Fuori la geofisica dalle università. Lo sancisce, di fatto, una serie di decisioni sul finanziamento della ricerca scientifica accademica, l’ultima delle quali è relativa al PRIN (piano di ricerca di interessa nazionale) per l’anno 2009 pubblicato qualche settimana fa dal Ministero dell’istruzione, dell’università e della ricerca (MIUR). Tutti i progetti relativi alla geofisica sono stati esclusi dal finanziamento. E molti geofisici italiani protestano, lanciando un pubblico appello al ministro e all’opinione pubblica (per chi volesse saperne di più può leggere l’articolo di Aldo Zollo, geofisico dell’Università di Napoli, all’indirizzo internet http://www.scienzainrete.it/contenuto/articolo/geofisica-esclusa-dal-finanziamento-appello).

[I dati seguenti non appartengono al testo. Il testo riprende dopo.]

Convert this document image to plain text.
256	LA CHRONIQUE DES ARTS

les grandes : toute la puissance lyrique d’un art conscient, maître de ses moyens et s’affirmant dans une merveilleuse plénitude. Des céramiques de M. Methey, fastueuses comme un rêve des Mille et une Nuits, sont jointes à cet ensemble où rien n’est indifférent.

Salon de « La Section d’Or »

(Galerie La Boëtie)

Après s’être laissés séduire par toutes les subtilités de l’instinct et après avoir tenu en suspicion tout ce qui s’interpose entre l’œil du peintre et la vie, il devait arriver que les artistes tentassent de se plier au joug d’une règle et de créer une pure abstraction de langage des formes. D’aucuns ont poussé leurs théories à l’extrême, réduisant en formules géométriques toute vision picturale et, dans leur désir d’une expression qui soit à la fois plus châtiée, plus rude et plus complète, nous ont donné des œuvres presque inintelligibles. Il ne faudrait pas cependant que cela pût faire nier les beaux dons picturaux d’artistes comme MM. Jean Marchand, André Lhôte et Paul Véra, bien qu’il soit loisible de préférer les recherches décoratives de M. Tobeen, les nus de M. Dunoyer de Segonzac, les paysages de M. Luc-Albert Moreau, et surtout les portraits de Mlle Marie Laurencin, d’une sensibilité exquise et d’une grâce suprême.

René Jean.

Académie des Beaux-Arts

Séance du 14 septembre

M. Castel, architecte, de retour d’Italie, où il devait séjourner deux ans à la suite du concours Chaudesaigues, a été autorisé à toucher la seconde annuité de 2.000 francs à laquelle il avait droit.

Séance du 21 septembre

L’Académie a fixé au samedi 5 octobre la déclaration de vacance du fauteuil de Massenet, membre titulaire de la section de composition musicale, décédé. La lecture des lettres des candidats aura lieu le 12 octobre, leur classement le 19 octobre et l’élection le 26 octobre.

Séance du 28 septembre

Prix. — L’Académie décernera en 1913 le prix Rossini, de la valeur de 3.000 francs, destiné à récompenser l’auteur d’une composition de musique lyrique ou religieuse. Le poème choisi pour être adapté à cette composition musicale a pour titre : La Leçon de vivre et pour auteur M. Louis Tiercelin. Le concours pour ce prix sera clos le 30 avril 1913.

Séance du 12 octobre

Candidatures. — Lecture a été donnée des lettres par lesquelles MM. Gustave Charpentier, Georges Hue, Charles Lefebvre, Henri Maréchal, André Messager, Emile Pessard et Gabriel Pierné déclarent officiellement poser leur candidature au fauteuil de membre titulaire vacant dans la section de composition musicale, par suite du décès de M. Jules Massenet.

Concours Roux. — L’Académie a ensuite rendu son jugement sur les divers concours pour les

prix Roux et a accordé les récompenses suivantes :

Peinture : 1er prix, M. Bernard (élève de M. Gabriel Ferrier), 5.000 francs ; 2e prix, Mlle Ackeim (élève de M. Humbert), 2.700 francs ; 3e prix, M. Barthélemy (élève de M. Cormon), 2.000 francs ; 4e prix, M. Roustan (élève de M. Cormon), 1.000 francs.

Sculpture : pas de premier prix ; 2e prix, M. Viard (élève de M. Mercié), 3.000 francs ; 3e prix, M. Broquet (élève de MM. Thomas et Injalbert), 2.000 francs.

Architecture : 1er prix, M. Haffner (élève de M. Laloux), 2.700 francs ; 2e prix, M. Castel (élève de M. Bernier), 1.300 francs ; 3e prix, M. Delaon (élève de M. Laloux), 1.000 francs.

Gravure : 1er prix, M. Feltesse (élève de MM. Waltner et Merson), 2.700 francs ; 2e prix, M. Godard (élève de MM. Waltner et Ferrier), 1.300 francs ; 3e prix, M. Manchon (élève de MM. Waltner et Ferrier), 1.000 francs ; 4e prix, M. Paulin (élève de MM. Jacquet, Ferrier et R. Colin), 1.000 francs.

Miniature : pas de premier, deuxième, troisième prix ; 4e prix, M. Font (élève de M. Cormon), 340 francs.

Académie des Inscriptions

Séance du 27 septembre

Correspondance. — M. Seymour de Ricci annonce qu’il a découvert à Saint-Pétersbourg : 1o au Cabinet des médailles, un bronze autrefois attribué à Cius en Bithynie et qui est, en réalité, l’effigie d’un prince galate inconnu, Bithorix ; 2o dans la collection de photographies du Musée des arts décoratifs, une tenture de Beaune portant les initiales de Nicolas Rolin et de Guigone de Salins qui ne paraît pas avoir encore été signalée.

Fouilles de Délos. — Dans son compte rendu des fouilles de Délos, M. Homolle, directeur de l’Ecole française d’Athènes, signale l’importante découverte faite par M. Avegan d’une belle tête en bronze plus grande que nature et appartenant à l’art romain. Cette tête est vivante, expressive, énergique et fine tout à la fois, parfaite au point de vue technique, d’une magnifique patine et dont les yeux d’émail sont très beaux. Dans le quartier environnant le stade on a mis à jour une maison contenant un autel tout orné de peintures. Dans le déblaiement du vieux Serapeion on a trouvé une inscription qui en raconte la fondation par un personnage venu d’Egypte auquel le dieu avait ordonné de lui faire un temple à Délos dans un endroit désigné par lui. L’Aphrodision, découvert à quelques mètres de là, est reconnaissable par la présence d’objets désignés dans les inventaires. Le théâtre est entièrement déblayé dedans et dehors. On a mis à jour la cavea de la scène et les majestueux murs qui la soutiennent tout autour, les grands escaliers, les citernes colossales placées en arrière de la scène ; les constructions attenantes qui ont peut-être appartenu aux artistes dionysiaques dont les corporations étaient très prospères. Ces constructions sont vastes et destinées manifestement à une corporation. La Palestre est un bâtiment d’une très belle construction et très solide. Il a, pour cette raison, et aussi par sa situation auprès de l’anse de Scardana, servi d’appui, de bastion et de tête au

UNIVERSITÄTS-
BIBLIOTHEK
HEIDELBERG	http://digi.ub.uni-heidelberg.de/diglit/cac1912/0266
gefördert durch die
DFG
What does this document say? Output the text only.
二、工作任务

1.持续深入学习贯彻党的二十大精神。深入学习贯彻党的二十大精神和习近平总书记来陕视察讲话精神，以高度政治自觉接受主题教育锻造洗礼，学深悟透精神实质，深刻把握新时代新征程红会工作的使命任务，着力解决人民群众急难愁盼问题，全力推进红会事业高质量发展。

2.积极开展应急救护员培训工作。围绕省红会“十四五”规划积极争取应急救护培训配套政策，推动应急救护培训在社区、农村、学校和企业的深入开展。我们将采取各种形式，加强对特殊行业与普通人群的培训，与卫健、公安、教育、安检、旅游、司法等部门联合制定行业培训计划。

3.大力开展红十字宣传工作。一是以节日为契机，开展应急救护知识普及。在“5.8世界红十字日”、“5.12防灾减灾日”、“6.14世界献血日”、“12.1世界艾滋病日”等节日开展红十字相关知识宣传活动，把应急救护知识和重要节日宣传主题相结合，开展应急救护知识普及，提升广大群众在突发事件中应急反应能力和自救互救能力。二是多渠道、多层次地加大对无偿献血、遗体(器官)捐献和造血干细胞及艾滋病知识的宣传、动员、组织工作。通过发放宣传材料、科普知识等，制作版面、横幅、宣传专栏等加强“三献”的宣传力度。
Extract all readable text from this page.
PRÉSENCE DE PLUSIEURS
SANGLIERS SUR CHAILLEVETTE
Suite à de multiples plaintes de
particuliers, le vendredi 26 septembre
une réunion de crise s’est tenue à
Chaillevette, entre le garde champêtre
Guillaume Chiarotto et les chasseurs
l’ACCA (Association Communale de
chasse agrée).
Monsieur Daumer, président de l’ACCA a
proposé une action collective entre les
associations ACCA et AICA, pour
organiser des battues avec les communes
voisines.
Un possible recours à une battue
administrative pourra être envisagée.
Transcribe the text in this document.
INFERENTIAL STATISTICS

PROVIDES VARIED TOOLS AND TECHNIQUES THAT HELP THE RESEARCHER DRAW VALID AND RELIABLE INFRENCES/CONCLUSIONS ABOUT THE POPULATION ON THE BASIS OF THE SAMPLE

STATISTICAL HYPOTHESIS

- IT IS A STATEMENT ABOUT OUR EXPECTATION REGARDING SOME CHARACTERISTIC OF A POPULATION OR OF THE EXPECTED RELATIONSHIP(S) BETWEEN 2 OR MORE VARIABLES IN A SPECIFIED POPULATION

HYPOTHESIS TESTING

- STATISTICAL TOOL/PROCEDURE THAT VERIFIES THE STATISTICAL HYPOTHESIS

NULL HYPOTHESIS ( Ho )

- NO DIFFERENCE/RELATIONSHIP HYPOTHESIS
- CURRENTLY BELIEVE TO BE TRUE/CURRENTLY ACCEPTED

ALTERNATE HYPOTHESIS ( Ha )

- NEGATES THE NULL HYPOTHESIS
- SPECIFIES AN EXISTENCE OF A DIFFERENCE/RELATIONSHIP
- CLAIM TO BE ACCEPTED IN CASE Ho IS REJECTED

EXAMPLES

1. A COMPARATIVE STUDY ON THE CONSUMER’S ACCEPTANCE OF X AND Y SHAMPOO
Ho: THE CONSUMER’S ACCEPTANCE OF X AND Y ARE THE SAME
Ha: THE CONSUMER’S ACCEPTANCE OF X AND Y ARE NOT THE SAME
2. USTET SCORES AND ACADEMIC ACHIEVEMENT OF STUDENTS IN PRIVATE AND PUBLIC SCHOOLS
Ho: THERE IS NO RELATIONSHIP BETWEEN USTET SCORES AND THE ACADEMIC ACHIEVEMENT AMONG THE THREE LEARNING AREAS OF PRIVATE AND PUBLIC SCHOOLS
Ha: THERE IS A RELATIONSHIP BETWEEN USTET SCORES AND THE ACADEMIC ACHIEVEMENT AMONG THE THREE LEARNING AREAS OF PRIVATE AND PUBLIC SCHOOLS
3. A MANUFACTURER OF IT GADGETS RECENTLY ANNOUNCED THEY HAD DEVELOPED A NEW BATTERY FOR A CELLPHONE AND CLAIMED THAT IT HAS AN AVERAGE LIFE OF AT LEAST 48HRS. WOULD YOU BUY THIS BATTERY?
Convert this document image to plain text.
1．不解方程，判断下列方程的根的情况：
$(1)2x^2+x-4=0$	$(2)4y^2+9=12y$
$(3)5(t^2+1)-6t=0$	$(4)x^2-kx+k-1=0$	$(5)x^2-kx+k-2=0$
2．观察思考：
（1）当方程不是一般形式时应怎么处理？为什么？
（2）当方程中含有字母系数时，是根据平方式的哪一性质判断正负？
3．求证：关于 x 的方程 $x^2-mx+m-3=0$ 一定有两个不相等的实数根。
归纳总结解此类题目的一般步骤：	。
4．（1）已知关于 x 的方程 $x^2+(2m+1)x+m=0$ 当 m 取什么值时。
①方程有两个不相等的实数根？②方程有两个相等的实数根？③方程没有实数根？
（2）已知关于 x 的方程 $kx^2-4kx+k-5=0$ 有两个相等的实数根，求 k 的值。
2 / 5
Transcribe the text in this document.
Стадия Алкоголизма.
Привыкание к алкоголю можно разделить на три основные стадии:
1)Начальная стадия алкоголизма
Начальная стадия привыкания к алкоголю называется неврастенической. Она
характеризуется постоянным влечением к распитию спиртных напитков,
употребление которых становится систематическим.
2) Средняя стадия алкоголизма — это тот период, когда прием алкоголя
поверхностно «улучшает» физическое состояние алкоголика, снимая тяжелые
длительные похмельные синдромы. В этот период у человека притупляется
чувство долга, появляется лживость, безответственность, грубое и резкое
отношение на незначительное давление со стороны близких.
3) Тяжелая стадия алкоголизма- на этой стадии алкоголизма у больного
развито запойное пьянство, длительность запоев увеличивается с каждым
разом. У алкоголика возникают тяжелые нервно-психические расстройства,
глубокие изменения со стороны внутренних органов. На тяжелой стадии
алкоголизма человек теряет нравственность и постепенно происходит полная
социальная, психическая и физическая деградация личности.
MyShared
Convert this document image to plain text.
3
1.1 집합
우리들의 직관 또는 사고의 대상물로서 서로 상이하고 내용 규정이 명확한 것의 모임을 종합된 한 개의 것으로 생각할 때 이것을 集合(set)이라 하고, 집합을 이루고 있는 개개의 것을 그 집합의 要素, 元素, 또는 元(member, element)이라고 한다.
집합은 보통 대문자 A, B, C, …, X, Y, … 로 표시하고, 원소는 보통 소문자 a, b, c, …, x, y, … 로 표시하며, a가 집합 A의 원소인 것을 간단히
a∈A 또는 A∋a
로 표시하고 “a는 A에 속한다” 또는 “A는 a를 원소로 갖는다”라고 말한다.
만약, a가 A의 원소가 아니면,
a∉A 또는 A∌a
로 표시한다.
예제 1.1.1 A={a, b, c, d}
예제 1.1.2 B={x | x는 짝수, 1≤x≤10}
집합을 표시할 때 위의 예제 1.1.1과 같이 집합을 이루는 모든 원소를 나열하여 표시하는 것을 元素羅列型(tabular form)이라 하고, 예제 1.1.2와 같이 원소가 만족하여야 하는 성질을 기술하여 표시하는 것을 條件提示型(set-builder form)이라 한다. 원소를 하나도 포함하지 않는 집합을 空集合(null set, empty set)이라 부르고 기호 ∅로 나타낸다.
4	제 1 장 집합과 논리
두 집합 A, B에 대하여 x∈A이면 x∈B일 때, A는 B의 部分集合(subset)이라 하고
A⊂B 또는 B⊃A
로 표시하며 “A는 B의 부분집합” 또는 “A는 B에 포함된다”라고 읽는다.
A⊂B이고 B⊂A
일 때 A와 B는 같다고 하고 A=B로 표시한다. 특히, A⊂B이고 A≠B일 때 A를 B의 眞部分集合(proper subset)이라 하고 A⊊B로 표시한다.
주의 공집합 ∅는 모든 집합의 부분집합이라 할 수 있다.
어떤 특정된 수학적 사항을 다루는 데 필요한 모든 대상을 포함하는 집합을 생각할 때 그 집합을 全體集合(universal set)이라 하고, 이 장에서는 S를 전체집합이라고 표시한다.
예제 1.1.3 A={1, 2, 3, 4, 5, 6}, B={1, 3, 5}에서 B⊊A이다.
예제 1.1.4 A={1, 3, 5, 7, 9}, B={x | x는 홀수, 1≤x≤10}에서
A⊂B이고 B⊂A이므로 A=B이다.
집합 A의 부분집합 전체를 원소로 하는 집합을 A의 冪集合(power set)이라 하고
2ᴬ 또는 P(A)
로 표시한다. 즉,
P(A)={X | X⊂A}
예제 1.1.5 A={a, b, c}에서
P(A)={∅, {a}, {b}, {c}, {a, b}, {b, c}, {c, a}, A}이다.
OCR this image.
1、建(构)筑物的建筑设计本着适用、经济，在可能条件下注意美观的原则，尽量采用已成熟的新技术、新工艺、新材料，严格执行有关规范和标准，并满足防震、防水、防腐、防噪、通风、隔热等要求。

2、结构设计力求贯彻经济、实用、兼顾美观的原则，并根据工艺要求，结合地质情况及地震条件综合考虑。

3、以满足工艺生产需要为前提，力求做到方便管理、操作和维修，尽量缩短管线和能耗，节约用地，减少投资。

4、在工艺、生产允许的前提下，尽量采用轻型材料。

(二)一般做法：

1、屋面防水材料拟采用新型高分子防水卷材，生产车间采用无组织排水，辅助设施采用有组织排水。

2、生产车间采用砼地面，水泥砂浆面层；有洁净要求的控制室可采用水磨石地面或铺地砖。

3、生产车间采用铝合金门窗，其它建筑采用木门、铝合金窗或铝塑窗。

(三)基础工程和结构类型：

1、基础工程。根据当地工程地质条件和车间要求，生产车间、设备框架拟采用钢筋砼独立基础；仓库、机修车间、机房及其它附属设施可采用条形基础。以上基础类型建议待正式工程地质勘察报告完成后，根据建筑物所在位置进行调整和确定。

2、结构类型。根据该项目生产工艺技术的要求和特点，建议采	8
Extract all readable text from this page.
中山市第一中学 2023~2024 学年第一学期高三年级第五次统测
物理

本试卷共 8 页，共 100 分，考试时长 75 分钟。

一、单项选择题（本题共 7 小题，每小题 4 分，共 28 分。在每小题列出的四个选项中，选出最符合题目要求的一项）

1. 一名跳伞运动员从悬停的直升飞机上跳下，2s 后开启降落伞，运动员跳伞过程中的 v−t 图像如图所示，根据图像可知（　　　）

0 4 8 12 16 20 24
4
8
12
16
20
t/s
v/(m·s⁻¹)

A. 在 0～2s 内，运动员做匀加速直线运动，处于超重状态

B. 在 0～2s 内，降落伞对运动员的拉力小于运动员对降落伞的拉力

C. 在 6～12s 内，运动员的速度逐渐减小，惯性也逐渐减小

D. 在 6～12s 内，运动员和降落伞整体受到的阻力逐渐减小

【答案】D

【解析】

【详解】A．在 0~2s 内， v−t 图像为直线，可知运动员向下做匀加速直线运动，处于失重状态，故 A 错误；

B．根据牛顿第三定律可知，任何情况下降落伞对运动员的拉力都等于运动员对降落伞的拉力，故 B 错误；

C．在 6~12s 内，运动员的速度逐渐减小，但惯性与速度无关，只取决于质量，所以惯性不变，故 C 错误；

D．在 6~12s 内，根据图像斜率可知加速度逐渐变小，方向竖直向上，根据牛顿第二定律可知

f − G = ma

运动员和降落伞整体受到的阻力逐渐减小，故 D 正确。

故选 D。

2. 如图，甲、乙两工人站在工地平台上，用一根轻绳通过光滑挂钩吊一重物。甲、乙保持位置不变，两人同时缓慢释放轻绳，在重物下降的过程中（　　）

I motivi della protesta sono tre. La geofisica si occupa della struttura della Terra e della sua dinamica. Si occupa, dunque, anche di terremoti e vulcani. Non è possibile che un paese come l’Italia, ad alto rischio sismico e vulcanologico, estrometta di fatto dall’università la ricerca sismica e vulcanologica.
Certo, ci sono Enti pubblici di ricerca che si occupano di questi temi: come l’Invg (Istituto nazionale di geofisica e vulcanologia) o l’Inoges (Istituto nazionale di oceanografia e geofisica sperimentale. Ma, sostengono i geofisici firmatari dell’appello, se c’è una volontà politica di spostare tutta la ricerca in questi Enti pubblici, occorre che questa volontà si manifesti in maniera trasparente. E sia oggetto di una pubblica discussione sui vantaggi e gli svantaggi.

Si potrebbe dire che non c’è alcuna volontà politica. Ma l’esclusione dai finanziamenti è frutto della sola valutazione di merito. Ebbene, sostengono i firmatari dell’appello, questo argomento non regge. Per tre motivi. Perché, stranamente, l’unico settore disciplinare escluso è la geofisica. I geofisici delle università italiani hanno un’elevata ranking nelle classifiche di merito internazionale. I progetti presentati e non finanziati hanno avuto spesso un’ottima valutazione, molto superiore alla soglia minima per l’ammissione ai finanziamenti.

In definitiva, occorre che a questo appello sia fornita una risposta pubblica e trasparente. Sia per l’importanza che hanno gli studi di geofisica, soprattutto nel nostro paese. Sia perché il ministero dichiara di volersi orientare sempre più verso una politica di finanziamento della ricerca fondata sul merito.
Ora, c’è una sola cosa peggiore dell’antico modello di distribuzione di fondi per la ricerca non fondata sul merito: una distribuzione non trasparente di fondi per la ricerca fondata sul merito.